2009 saw the release of Gerard Johnson’s debut feature Tony. The gritty, low budget character study starring Peter Ferdinando was an impressive debut with some arresting scenes and a smattering of black comedy.
Following grittiness with more grittiness, Johnson’s second film, Hyena, sees the director and star reunite in a story of corrupt police, drugs, gangsters and human trafficking. Ferdinando plays Michael Logan, a dodgy copper who has his fingers firmly in the proverbial pies of the South London drug trade and doesn’t mind sampling the products himself.
Logan and his gaudy crew of police officers are introduced in a neon-drenched scene where they do their uttermost best to break as many of the laws they are meant to uphold as possible. The boys burst into a nightclub drug ring and proceed to beat the patrons, steal some class A and even let off a fire extinguisher without any sign of flames anywhere. Very naughty.
As the story progresses we quickly learn that Michael has invested 100 grand into a cocaine route run by a Turkish dealer. Just as quickly as we are introduced to this associate, two menacing Albanian brothers (Orli Shuka and Gjevat Kelmendi) then cut him up into tiny pieces, such is life in the seedy and illicit milieu that Johnson depicts. The combustible presence of the threatening and brutal Kabashi brothers sets the wheel in motion for a chaotic narrative that sees Michael trying to keep his decadent life in some sort of balance. Juggling issues with his police unit in the shape of his new supervisor (Stephen Graham) and an investigating officer (Richard Dormer) as well as trying to come to some agreement with the Kabashi brothers results in Michael’s world beginning to crumble around him and Ferdinando portrays this inner turmoil and pandemonium impeccably.

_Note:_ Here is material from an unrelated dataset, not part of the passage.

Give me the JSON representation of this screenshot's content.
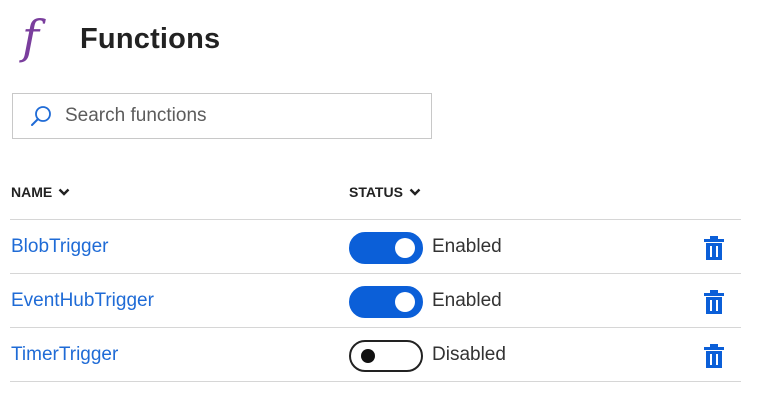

Perhaps the biggest triumph for Hyena is a stylistic one. The cinematography by Benjamin Kracun is visually striking, awash with incandescent neon and a melancholic, nocturnal nuance. This visual content is in turn complimented by Matt Johnson of The The, who provides an atmospheric and synth-laden soundtrack that encapsulates the brooding nature of the narrative. It is these factors that stop the film being an orthodox crime drama and add a degree of art house depth.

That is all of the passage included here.